Swine flu, officially known as novel H1N1, is a influenza virus of swine origin that was first detected in humans in April. The strain is continuing to spread in many parts of the U. S., especially in the Northeast, according to a telephone briefing last week by officials at the federal Centers for Disease Control and Prevention.
The increased flu activity in the Northeastern U. S. is a rough estimate based on reports from sentinel health clinics that track what percent of their patients suffer from influenzalike symptoms.
The regular flu season usually winds down in June, but it’s expected that H1N1 flu activity will continue through the summer and into the fall, when the regular flu season starts again, according to the CDC.
As of Friday, there were 21,449 confirmed and probable cases of H1N1 flu in the U. S., including 166 in Erie County. However, these cases only reflect the illness’ spread. The actual number of people with the virus is significantly higher, probably in the hundreds of thousands, officials said at the briefing.
So far, public health officials have reported about 1,600 hospitalizations and 87 deaths nationwide from H1N1. The regular flu causes 36,000 deaths a year in the U. S.
The virus continues to hit mostly younger people, usually causing fever, cough, shortness of breath, fatigue and chills, symptoms similar to the regular flu. About 70 percent of the hospitalized patients have suffered from an existing underlying medical condition, such as asthma or diabetes, making them more at risk for complications, according to the CDC.
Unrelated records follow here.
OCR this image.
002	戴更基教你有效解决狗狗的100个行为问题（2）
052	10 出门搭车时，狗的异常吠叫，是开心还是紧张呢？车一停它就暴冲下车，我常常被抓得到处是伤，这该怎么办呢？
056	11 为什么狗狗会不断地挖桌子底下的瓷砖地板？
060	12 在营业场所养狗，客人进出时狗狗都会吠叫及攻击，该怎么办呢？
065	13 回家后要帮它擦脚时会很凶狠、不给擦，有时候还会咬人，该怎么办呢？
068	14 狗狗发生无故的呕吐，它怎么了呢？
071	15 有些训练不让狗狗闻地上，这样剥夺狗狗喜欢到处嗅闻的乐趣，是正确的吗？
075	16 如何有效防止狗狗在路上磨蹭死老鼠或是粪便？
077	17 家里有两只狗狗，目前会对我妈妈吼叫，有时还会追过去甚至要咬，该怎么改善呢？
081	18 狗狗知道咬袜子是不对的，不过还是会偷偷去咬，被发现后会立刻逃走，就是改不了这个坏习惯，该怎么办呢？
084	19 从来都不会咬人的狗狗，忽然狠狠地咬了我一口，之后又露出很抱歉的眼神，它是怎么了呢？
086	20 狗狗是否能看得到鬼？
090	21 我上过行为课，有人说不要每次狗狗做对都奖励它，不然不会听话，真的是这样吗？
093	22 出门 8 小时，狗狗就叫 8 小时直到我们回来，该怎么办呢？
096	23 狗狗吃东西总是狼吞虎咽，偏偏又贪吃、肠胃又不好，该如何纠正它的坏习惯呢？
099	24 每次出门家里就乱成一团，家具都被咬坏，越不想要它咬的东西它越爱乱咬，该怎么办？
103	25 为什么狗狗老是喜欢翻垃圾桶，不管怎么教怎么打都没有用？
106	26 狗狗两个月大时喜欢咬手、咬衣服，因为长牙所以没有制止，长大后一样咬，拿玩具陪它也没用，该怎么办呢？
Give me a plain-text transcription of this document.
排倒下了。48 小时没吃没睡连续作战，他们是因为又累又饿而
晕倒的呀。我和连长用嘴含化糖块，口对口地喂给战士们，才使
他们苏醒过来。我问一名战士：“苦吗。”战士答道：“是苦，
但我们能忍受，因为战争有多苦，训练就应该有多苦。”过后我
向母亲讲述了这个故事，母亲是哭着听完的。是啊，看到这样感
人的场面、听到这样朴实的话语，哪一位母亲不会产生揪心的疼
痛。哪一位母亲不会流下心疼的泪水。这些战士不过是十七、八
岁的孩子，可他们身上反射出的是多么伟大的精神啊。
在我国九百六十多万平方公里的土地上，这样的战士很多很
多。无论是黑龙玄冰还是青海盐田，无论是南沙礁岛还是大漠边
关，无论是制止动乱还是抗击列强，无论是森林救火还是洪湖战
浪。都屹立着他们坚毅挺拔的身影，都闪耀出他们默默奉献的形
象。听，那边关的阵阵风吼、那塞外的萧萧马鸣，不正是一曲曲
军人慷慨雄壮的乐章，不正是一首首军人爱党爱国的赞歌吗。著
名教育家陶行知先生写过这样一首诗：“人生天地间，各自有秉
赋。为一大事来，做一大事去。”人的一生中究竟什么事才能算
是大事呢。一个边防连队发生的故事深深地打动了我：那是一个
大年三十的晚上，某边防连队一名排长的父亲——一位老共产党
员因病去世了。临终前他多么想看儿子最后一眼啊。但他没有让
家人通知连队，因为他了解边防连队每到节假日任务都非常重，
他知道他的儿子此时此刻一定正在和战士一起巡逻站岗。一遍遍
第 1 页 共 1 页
Information about whether Matthew Davis was healthy before coming down with the flu has not been publicly released.
Doctors do not know why the new strain of influenza seems to favor younger patients over the elderly, who typically are more at risk for complications from the regular flu. One theory is that older people may have been exposed to viruses similar to the new virus, giving their body’s disease-fighting immune system an advantage.
It is one of the unanswered questions about how H1N1 develops, what makes one person more at risk than another, and whether there are better ways of treating the disease.
Experts are worried about the new virus because no one knows if it is more or less dangerous than regular flu or if it will mutate later into a more lethal virus in a world population with little or no immunity to it.
“We need to know more,” said Judelsohn. “There have to be lessons learned day to day in case this virus becomes more virulent.”